The median PFS among patients who received the RP2D was 11 months (95% CI, 3.7-NE). At 6 months, the PFS rate was 63.5% (95% CI, 38.3%-80.7%), and the 9-month PFS rate was 52.9% (95% CI, 29.0%-72.1%). At the RP2D, the median OS for the combination of oleclumab plus osimertinib was NR (95% CI, 11.7-NE). The 6-month OS rate in cohort was 100% in the RP2D cohort (95% CI, 100%-100%), and the 9-month OS rate 90% (95% CI, 65.6%-97.4%).

The median age of the patients in the lower-dose arm, DL1, was 62 and 58 in the higher-dose arm, RP2D. In the lower-dose arm, 80% of participants were Asian and 20% were White. In the higher-dose arm, 90.5% were Asian and 9.5 were white. In the lower-dose arm, 100% of patients had an ECOG score of 1. In the higher-dose arm, 95.2% had an ECOG score of 1. In the low dose group, the median number of prior treatments was 5. In the higher-dose group, it was 2. The minimum follow-up was 44 weeks.

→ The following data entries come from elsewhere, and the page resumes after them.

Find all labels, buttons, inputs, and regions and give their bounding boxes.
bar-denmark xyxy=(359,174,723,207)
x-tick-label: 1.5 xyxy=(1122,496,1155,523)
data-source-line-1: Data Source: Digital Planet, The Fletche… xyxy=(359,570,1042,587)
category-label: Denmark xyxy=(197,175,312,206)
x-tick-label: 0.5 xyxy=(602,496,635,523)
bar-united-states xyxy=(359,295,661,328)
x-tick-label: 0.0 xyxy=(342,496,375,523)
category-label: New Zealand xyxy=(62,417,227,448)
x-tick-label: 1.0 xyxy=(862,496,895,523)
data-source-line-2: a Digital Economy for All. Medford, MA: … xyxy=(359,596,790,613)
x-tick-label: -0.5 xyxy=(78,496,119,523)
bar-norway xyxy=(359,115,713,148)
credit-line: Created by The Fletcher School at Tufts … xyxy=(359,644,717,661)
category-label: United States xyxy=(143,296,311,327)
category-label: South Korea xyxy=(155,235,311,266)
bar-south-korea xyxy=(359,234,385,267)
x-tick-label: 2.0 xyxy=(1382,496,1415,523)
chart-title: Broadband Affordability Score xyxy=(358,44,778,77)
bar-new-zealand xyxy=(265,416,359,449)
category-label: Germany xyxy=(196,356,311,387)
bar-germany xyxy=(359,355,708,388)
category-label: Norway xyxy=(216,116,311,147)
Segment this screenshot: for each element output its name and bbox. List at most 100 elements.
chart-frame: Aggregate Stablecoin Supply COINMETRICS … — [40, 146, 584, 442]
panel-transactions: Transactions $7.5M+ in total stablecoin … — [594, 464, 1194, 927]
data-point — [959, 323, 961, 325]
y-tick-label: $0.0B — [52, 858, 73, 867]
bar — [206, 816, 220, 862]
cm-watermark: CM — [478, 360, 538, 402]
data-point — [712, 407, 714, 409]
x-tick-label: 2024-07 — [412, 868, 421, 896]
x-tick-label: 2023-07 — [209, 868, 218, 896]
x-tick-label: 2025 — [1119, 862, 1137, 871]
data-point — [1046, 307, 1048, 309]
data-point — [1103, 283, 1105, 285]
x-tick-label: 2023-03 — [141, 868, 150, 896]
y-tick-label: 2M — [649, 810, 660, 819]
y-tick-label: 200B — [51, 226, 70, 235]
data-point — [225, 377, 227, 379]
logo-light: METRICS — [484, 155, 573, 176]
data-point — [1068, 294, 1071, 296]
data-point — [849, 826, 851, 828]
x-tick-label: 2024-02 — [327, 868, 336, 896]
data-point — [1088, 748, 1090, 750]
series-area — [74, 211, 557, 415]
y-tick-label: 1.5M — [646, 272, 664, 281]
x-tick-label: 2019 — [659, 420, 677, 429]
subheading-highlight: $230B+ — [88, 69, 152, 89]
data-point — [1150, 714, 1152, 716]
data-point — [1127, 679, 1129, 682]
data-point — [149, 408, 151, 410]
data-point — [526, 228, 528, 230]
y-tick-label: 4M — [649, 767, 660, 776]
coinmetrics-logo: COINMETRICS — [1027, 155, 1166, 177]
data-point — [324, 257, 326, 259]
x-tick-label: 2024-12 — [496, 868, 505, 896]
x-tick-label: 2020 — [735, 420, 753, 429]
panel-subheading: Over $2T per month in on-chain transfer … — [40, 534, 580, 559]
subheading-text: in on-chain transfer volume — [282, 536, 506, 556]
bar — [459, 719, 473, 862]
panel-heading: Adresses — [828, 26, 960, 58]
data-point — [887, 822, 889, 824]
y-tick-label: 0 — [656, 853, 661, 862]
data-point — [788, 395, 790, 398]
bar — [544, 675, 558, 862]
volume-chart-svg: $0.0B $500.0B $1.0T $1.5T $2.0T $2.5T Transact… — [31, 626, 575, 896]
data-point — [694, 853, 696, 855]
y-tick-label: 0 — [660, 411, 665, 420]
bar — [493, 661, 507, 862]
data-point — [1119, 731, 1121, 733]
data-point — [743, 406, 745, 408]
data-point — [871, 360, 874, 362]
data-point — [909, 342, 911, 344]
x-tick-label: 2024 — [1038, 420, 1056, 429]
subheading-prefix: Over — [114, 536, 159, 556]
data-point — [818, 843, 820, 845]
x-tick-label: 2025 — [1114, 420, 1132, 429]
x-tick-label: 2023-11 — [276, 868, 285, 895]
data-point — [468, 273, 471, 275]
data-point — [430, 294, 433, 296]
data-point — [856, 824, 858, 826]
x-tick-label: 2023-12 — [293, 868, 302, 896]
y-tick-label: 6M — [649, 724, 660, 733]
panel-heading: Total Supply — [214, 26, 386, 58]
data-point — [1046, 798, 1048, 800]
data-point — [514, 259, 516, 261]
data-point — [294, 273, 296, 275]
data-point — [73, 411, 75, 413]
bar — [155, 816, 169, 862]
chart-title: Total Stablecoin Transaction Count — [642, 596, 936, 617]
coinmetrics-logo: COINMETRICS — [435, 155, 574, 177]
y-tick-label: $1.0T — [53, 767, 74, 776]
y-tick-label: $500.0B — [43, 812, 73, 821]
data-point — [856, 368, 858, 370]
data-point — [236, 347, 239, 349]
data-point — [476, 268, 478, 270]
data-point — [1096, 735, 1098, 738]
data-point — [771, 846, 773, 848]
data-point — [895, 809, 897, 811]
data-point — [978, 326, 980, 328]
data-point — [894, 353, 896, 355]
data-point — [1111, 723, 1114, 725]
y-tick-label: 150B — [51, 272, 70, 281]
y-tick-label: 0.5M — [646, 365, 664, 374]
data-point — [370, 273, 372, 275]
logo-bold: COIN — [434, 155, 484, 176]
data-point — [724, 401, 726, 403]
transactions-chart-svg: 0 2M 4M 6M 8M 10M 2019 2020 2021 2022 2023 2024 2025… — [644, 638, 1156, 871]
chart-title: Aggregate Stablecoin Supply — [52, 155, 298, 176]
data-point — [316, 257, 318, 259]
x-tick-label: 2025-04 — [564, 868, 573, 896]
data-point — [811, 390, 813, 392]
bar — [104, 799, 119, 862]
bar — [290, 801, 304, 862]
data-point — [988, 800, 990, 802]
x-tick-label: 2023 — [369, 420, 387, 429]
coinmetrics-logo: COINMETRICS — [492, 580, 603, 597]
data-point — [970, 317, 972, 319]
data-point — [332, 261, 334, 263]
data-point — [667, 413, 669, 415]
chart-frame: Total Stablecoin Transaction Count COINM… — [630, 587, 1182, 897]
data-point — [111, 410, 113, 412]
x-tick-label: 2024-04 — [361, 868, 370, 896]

The rate of treatment-related AEs (TRAEs) was similar between the high-dose and the low-dose. In both groups, 5% or more patients had a TRAE of any severity. In the high-dose group, 33.3% of patients experienced rash, 28.6% experienced stomatitis, and 23.3% experienced diarrhea. Paronychia occurred in 60% of the low-dose group. In the high dose group 23.3% of patients experienced the AE and 4.8% experienced grade 3/4 paronychia.

The study of oleclumab plus osimertinib is ongoing. Based on the results observed, the study investigators believe that further evaluation of the combination may be warranted for patients with locally advanced or metastatic T790M-negative, EGFR-positive NSCLC.

REFERENCE:

Kim D, Kim S, Camidge D, et al. CD73 inhibitor oleclumab plus osimertinib for advanced EGFRm NSCLC: First report of a Phase 1b/2 study. Abstract presented at the AACR Annual Meeting 2021. April 9-14. Accessed April 29, 2021.